2023 a été faste pour Renault : le constructeur automobile français est redevenu bénéficiaire, avec un bénéfice net de 2,2 milliards d’euros, contre une perte de 354 millions en 2022, année plombée par sa sortie de Russie. Mieux encore, sa marge opérationnelle (ratio entre le résultat d’exploitation et le chiffre d’affaires) a atteint un record, à 7,9 %. Ses ventes ont bondi de 13 %, avec un chiffre d’affaires de 52,4 milliards d’euros, grâce à la fois au succès des modèles économiques Dacia, mais aussi à une hausse de ses prix et aux modèles haut de gamme. Ce dont la direction s’est réjouie : «C’est un jour de grande fierté, avec des résultats historiques pour notre groupe», selon le directeur financier Thierry Piéton. La marque au losange lancera une dizaine de modèles cette année.
Renault va donc bien mieux, après quatre années consécutives de baisse de ses ventes, après la pénurie de semi-conducteurs lors de la crise du Covid, sans parler de l’affaire Ghosn, qui a secoué son alliance avec Nissan et Mitsubishi. Le français se hisse à la troisième place en Europe, avec un volume de ventes en hausse de 9 % l’an dernier.
Ces bonnes nouvelles masquent cependant la menace qui plane sur tous les constructeurs européens, à la merci d’un marché poussif, de bonus gouvernementaux en baisse et surtout des hyperactifs concurrents chinois, qui augmentent leur production et cassent les prix dans le secteur clé de la voiture électrique.
Le marché 2024 s’annonce en «très légère croissance» mais ne retrouvera pas ses niveaux d’avant-Covid, a averti la Plateforme automobile (PFA), qui rassemble toute la filière française, constructeurs et équipementiers.

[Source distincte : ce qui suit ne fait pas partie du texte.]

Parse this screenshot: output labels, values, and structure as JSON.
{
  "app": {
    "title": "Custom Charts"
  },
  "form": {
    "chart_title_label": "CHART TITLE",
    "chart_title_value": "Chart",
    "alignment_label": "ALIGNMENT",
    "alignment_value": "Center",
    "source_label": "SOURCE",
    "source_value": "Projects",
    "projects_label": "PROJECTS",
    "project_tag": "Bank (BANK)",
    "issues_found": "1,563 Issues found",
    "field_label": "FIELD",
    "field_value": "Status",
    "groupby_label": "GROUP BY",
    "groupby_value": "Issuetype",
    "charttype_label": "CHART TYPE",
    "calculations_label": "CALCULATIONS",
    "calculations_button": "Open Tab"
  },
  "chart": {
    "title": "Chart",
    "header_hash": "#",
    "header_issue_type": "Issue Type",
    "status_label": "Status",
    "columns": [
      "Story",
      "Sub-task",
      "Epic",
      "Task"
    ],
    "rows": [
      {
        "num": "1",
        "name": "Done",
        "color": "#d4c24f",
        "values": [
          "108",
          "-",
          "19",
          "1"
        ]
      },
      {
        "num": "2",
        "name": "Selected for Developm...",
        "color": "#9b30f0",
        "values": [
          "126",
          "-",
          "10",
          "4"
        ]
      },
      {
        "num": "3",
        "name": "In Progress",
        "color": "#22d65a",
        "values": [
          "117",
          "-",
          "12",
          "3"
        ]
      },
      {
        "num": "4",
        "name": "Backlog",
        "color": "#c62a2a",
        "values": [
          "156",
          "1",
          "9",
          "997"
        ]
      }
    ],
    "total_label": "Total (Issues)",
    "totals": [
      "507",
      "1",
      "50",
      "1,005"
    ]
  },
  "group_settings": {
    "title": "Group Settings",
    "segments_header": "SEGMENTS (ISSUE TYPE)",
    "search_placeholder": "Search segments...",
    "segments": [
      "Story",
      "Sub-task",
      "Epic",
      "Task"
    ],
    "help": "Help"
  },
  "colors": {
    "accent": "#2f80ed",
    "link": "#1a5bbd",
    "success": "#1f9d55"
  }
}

En France, le marché des voitures neuves est bien remonté, à près de 1,8 million de véhicules vendus en 2023, mais il reste très en dessous de la moyenne des années précédentes, et le second semestre pourrait ralentir. Surtout, le secteur le plus disputé sera celui des voitures électriques : Renault a prévu de nouveaux modèles, mais les volumes seront-ils au rendez-vous ? «Vu l’investissement des industriels dans l’électrique, il y a une inquiétude sur les volumes qui ne sont pas là comme attendu», selon la PFA.
Carlos Tavares, le directeur général de Stellantis, a même déclaré début février que «la Chine risque de détruire l’industrie automobile européenne». Et a défendu l’idée d’une méga-fusion entre groupes européens, qui pourrait cibler Renault, trois fois plus petit que Stellantis. John Elkann, président de Stellantis, s’est empressé de démentir, mais en soulignant la fragilité de l’industrie européenne face aux marques chinoises et à une réglementation européenne de plus en plus ambitieuse pour la décarbonation.